El terreno era un lodazal, y resbalábamos al correr. Los arbustos parecían extender sus ramas para hacernos tropezar. A cada lado del sendero por el que nos alejábamos del camino había pantanos cenagosos; nosotros avanzábamos por la única franja de tierra relativamente seca. Más adelante, vislumbré una pequeña isla, un trozo de tierra firme cubierto de juncias y matojos. Allí estaban reunidos los policías. Y desde allí nos llegó el primer grito.

Era un chillido agudo, inarticulado, que reflejaba soledad y desesperación. No reconocí lo que era; creo que Porter sí, pues se volvió por un instante hacia mí. Subimos un pequeño terraplén. Cuando nos vieron varios de los oficiales uniformados, nos prohibieron seguir avanzando. Porter ya había comenzado a tomar fotografías con un teleobjetivo.

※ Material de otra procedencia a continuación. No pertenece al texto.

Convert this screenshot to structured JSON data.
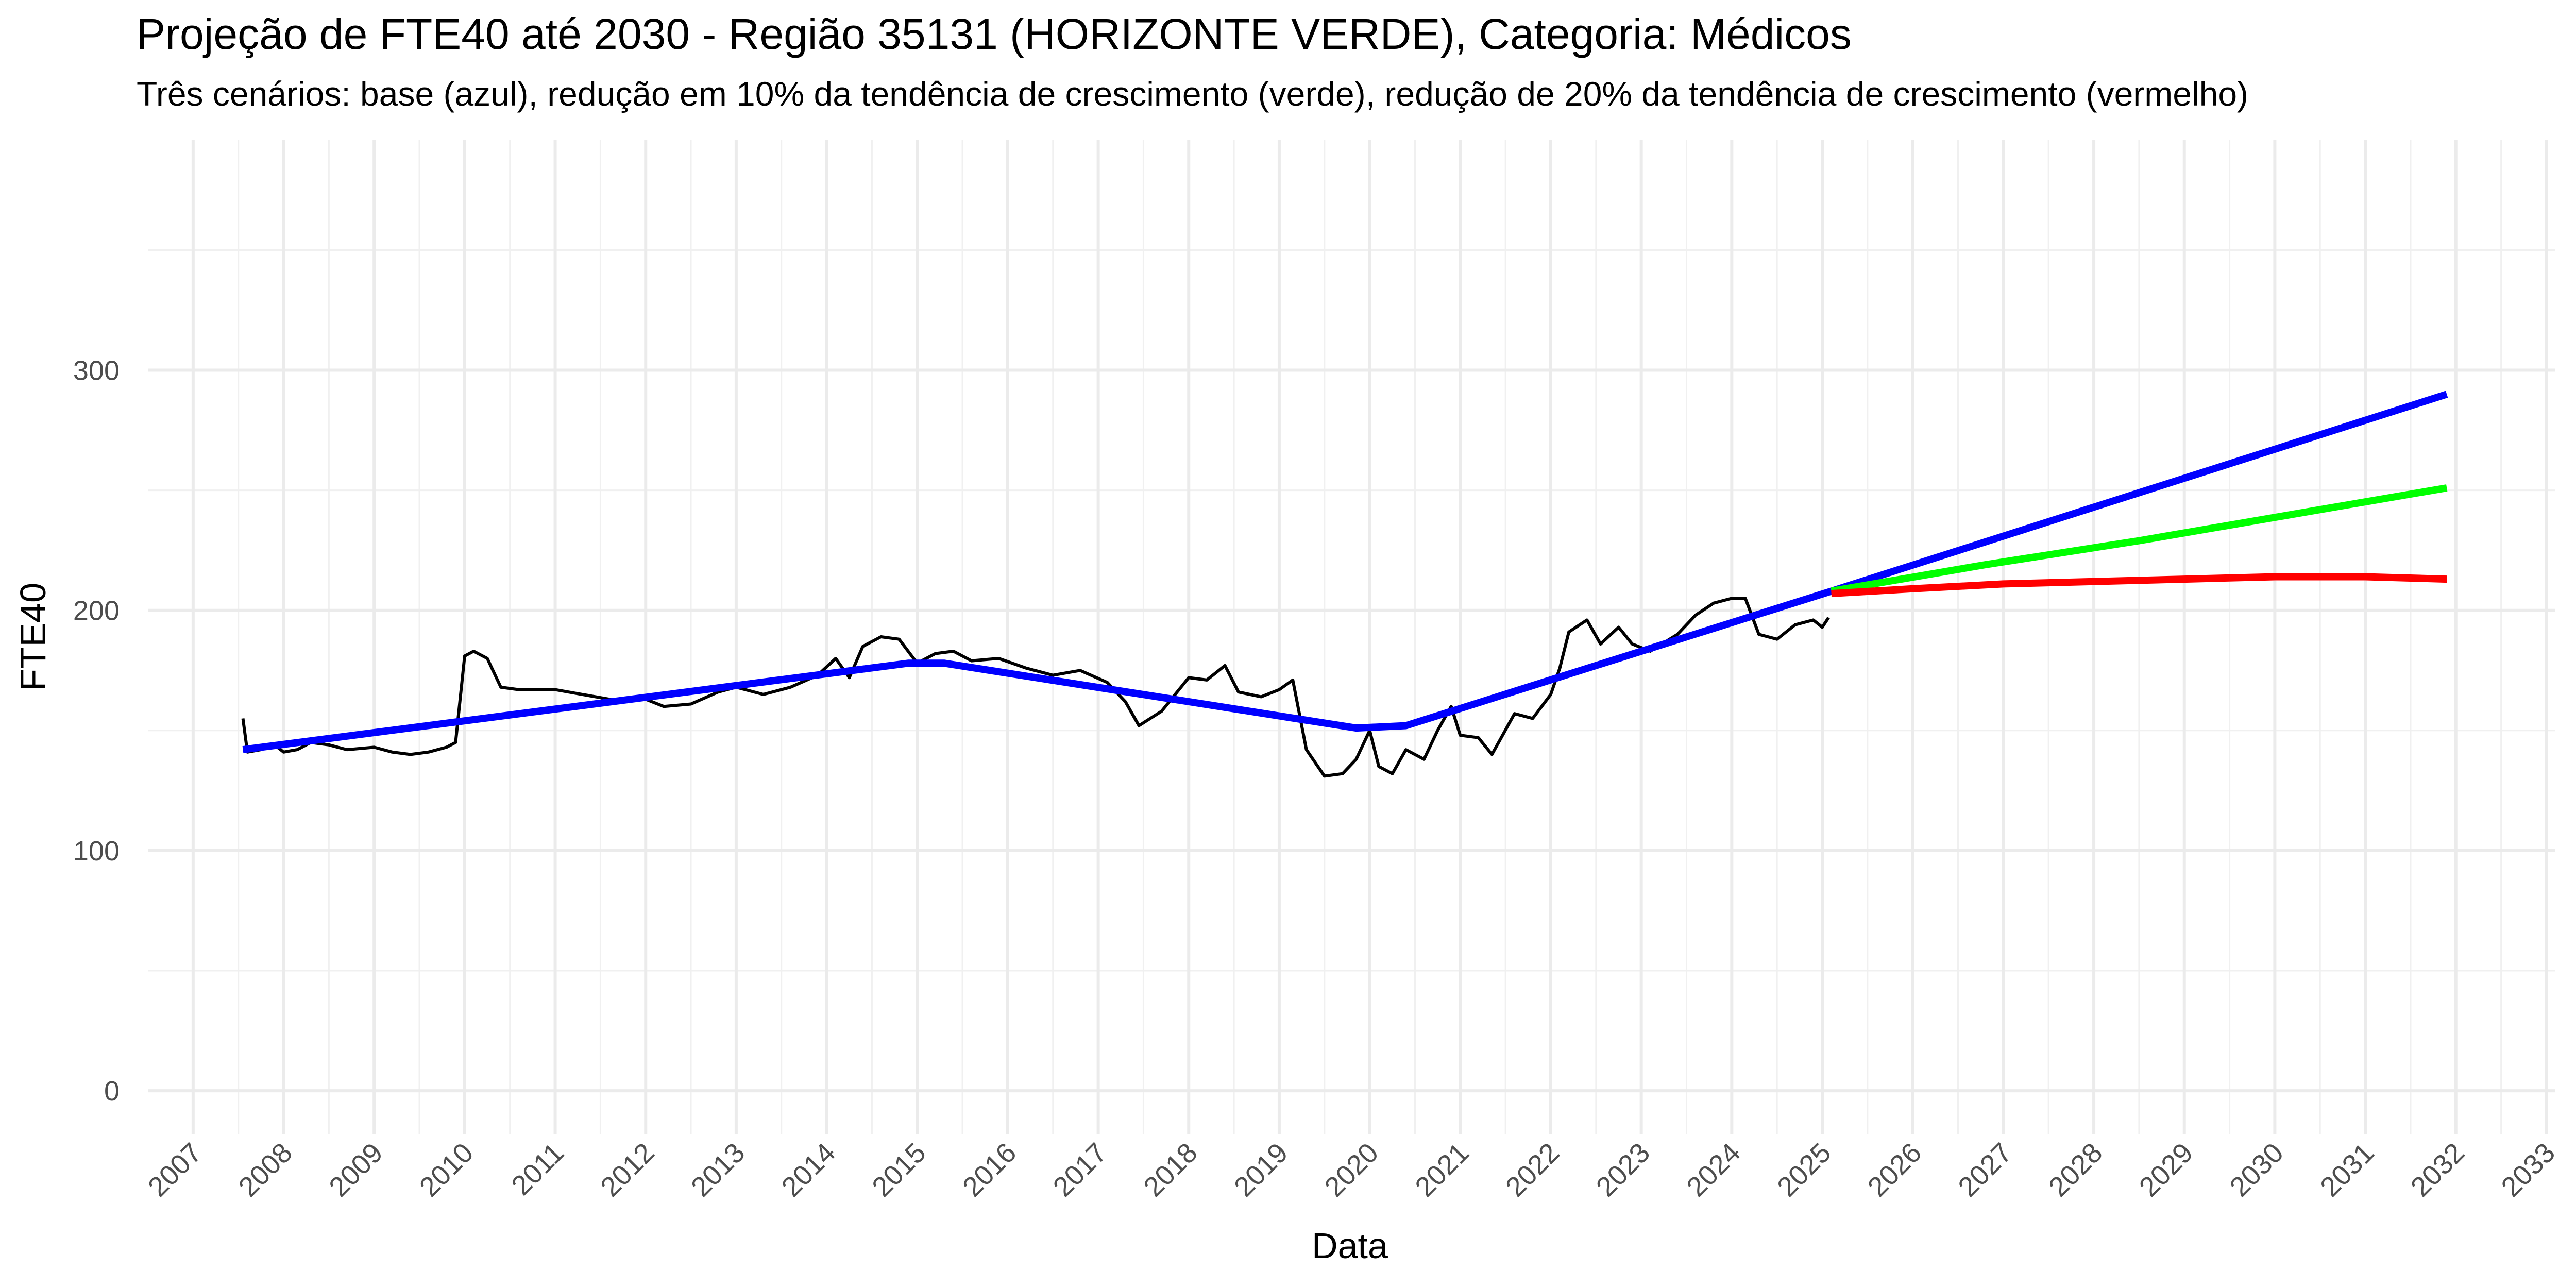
{
  "chart_data": {
    "type": "line",
    "title": "Projeção de FTE40 até 2030 - Região 35131 (HORIZONTE VERDE), Categoria: Médicos",
    "subtitle": "Três cenários: base (azul), redução em 10% da tendência de crescimento (verde), redução de 20% da tendência de crescimento (vermelho)",
    "x_label": "Data",
    "y_label": "FTE40",
    "xlim": [
      2006.5,
      2033.1
    ],
    "ylim": [
      -18,
      396
    ],
    "xticks": [
      2007,
      2008,
      2009,
      2010,
      2011,
      2012,
      2013,
      2014,
      2015,
      2016,
      2017,
      2018,
      2019,
      2020,
      2021,
      2022,
      2023,
      2024,
      2025,
      2026,
      2027,
      2028,
      2029,
      2030,
      2031,
      2032,
      2033
    ],
    "yticks": [
      0,
      100,
      200,
      300
    ],
    "grid": true,
    "series": [
      {
        "color": "#000000",
        "width": "thin",
        "x": [
          2007.55,
          2007.6,
          2007.75,
          2007.9,
          2008.0,
          2008.15,
          2008.3,
          2008.5,
          2008.7,
          2009.0,
          2009.2,
          2009.4,
          2009.6,
          2009.8,
          2009.9,
          2010.0,
          2010.1,
          2010.25,
          2010.4,
          2010.6,
          2011.0,
          2011.3,
          2011.6,
          2012.0,
          2012.2,
          2012.5,
          2012.8,
          2013.0,
          2013.3,
          2013.6,
          2013.9,
          2014.1,
          2014.25,
          2014.4,
          2014.6,
          2014.8,
          2015.0,
          2015.2,
          2015.4,
          2015.6,
          2015.9,
          2016.2,
          2016.5,
          2016.8,
          2017.1,
          2017.3,
          2017.45,
          2017.7,
          2018.0,
          2018.2,
          2018.4,
          2018.55,
          2018.8,
          2019.0,
          2019.15,
          2019.3,
          2019.5,
          2019.7,
          2019.85,
          2020.0,
          2020.1,
          2020.25,
          2020.4,
          2020.6,
          2020.75,
          2020.9,
          2021.0,
          2021.2,
          2021.35,
          2021.6,
          2021.8,
          2022.0,
          2022.1,
          2022.2,
          2022.4,
          2022.55,
          2022.75,
          2022.9,
          2023.1,
          2023.4,
          2023.6,
          2023.8,
          2024.0,
          2024.15,
          2024.3,
          2024.5,
          2024.7,
          2024.9,
          2025.0,
          2025.07
        ],
        "values": [
          155,
          141,
          142,
          144,
          141,
          142,
          145,
          144,
          142,
          143,
          141,
          140,
          141,
          143,
          145,
          181,
          183,
          180,
          168,
          167,
          167,
          165,
          163,
          163,
          160,
          161,
          166,
          168,
          165,
          168,
          173,
          180,
          172,
          185,
          189,
          188,
          178,
          182,
          183,
          179,
          180,
          176,
          173,
          175,
          170,
          162,
          152,
          158,
          172,
          171,
          177,
          166,
          164,
          167,
          171,
          142,
          131,
          132,
          138,
          150,
          135,
          132,
          142,
          138,
          150,
          160,
          148,
          147,
          140,
          157,
          155,
          165,
          176,
          191,
          196,
          186,
          193,
          186,
          183,
          190,
          198,
          203,
          205,
          205,
          190,
          188,
          194,
          196,
          193,
          197
        ]
      },
      {
        "color": "#0000ff",
        "width": "thick",
        "x": [
          2007.55,
          2014.9,
          2015.3,
          2019.85,
          2020.4,
          2025.1,
          2031.9
        ],
        "values": [
          142,
          178,
          178,
          151,
          152,
          208,
          290
        ]
      },
      {
        "color": "#00ff00",
        "width": "thick",
        "x": [
          2025.1,
          2026.8,
          2028.5,
          2030.2,
          2031.9
        ],
        "values": [
          208,
          219,
          229,
          240,
          251
        ]
      },
      {
        "color": "#ff0000",
        "width": "thick",
        "x": [
          2025.1,
          2026,
          2027,
          2028,
          2029,
          2030,
          2031,
          2031.9
        ],
        "values": [
          207,
          209,
          211,
          212,
          213,
          214,
          214,
          213
        ]
      }
    ]
  }
}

– Allá -dijo, enfocando con la cámara.

Seguí la dirección de la lente y vi un cuerpo inclinado hacia delante, oculto a medias por el follaje. Había un solo agente junto a él, en actitud de protegerlo. Pero los ojos del policía estaban fijos en la multitud de personal de rescate y otros agentes que estaban a poca distancia. Divisé una especie de cobertizo tosco e improvisado que se alzaba en medio de la multitud. Entonces volví a oír el llanto desgarrador que traspasó el calor de la mañana.

– Dios mío -exclamó Porter, bajando por un instante la cámara-, es una criatura.

Los policías retrocedieron y los vi darse palmadas en la espalda y estrecharse las manos. Los tres hombres del equipo de rescate dieron media vuelta y regresaron a la carrera hacia el sendero atestado de periodistas y camarógrafos. El que venía al frente llevaba al bebé en brazos, envuelto en una tosca manta azul, estrechándolo contra su traje amarillo. El hombre sonreía y le hablaba con suavidad, escudándolo de las cámaras y las luces.

– ¿Qué edad tiene? -le pregunté al pasar.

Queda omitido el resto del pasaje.